大麻は、他の多くの農産物と比較して土壌に優しく、環境負荷は比較的低いとされています。しかしながら、現在の大麻の栽培方法は農家や地球にとって、少なからず負荷をかけているのが現状です。

例えば、一部の大麻はビニールハウスで栽培されます。照明や換気扇にかなりの電力を必要としており、カリフォルニア州では、大麻産業におけるエネルギー消費量が州全体の3%を占めたと報告されています。

また、カリフォルニア北西部の一部地域では、大麻農場からの肥料の河川流出による環境汚染の事例があります。このような背景の中、大麻によらない、研究室内で生産できるCBDやTHC、その他のカンナビノイドの生産が実現されました。

低コストで安全、効率的な生産方法

2019年、米カリフォルニア大学バークレー校のジェイ・キースリング教授らの研究チームは、遺伝子組み替えした酵母から、THCやCBDのほか、大麻草には含まれない新しい成分をも生成させることに成功しています。この内容は、同年2月27日、学術雑誌「ネイチャー」で公開されています。

酵母に糖を与えることでこれらの化学物質を生成できることから、大麻草を栽培して成分を抽出する従来の手法に比べ、低コストで安全かつ効率的な手法であると評価されています。

これらの遺伝子組み換え技術は既に新しいものではなく、乳酸、アスコルビン酸(ビタミンC)、および多くの抗生物質やワクチンが、すでにこの方法で生産されています。

大麻の成分を遺伝子組み換え酵母から安定的に供給するための研究はまだ途中ですが、投資も集まっているようです。近い将来、米国やカナダを中心に酵母由来のCBDが製品化されるかもしれません。

非大麻由来のCBD

大麻やCBDの医療的な有用性は世界的に認められるようになってきています。てんかんなどこれまで治療が困難だった症状に対して自然的な治療法として注目されています。

最近では多くの国で医療用大麻が合法化される流れが進んでいますが、日本を含む一部の地域では「大麻」に対して非常に厳しい法律と取り締まりが行われており、この法律のせいで大麻やCBDを利用した製品を国内で製造・販売するハードルは非常に高いままです。

そんな中、非大麻由来のCBD生産方法が注目されています。今回紹介している「遺伝子組み換え酵母」による方法以外にも、大麻に近い植物のファミリーである「ホップ」(ビールの重要な原料として知られる)由来のCBDなどもあります。

非大麻由来のCBDは、大麻規制が厳しい地域でもカンナビノイドの恩恵を受けることが容易になる可能性があります。

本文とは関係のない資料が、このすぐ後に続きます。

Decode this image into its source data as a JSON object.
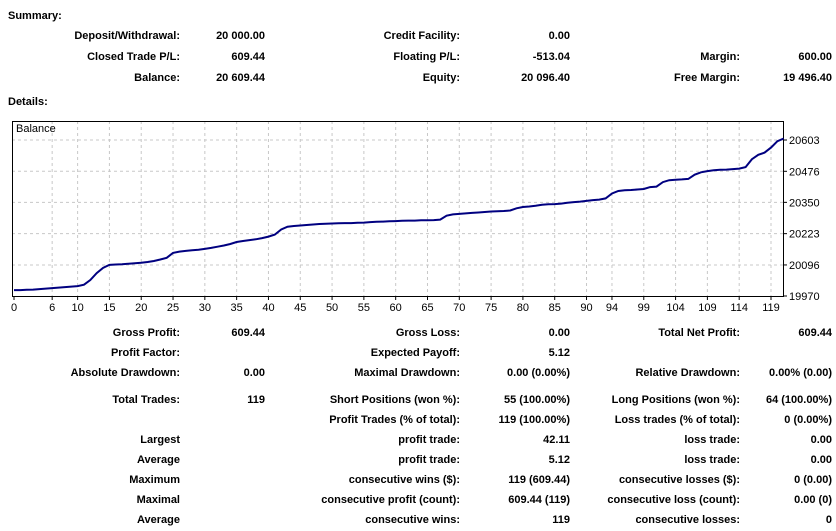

しかしながら、大麻由来のCBDと、その他の方法で生成したCBDをどのように扱い、どのように規制するかという法的な環境はまだ整っていません。さらに、「遺伝子組み換え」に対する嫌悪感や安全性の確保、大麻由来CBDと非大麻由来CBDでの効果の差など、課題はまだ山積みです。

非常に大きな可能性を持つこの新しい研究には、今後も注目する必要があるでしょう。